We met another woman who invited us in. The dirt covering her skin hid any chance at an accurate guess of her age, but she seemed young. We stood by her house made of old luggage and torn blankets and we listened as she explained that she had been dropped off on the streets when she was 14 years old and told by her parents that all she would ever be was a drug addict. She paused and then looked down and confessed that, in fact, that was all she had become. Glancing at the dog laying at her feet, she told us that that dog was the only one that had ever really loved her unconditionally. We gently reminded her that there was another. She told us about her 7 year-old little girl, who had a name similar to my own daughter’s name. Her daughter had been with her on the streets before someone finally called the police and she was taken from her. As this woman talked, I began to see clearly her drugs weighing on her like chains that she did not have the power to break out of. I could feel her heartbreak and her shame.

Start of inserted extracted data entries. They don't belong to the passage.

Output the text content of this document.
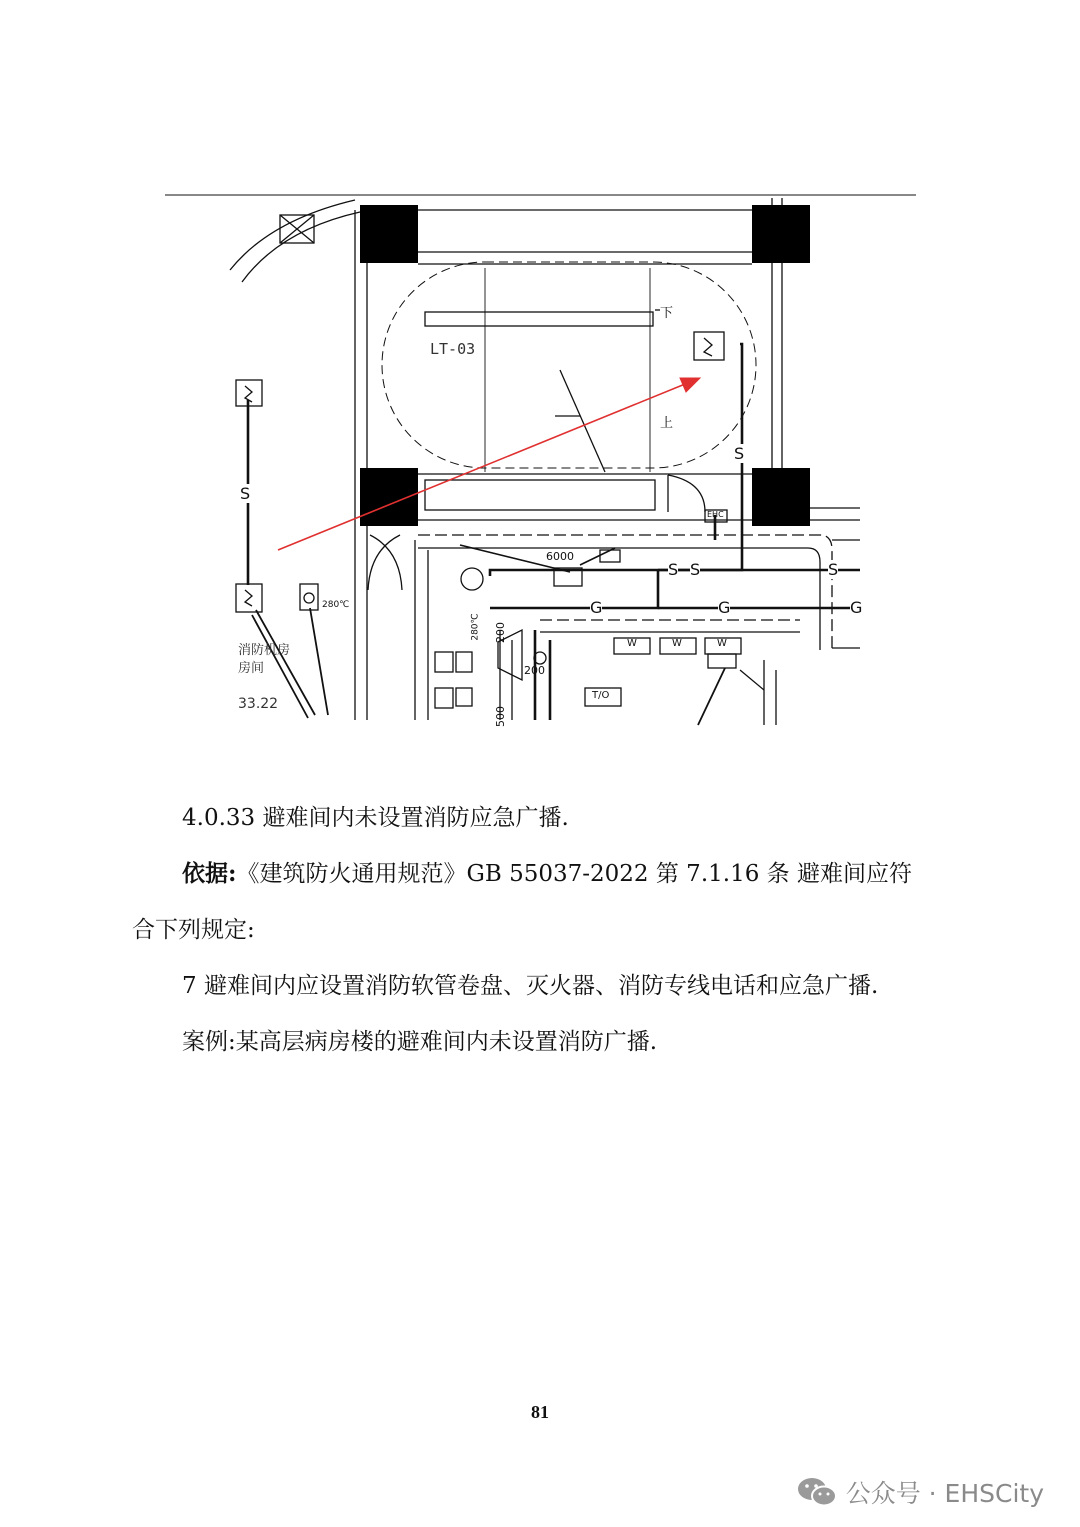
LT-03
下
上
S
S
S S	S
G	G	G
280℃
280℃ 200
200
6000
EHC
500
消防机房
房间
33.22
W	W	W
T/O

4.0.33 避难间内未设置消防应急广播.

依据:《建筑防火通用规范》GB 55037-2022 第 7.1.16 条 避难间应符

合下列规定:

7 避难间内应设置消防软管卷盘、灭火器、消防专线电话和应急广播.

案例:某高层病房楼的避难间内未设置消防广播.

81
公众号 · EHSCity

I wish I could share each story that I was honored to receive. Each one was uniquely holy, though each also seemed to break my soul into smaller and smaller pieces. My day on the streets of Portland was a day filled with confession, with tears, with smiles, with hugs, and with many expressions of deep gratitude for someone, anyone, willing to stop and listen… and then love anyway. I learned more about Jesus’ love for me that day… probably because he was right there on the streets of Portland.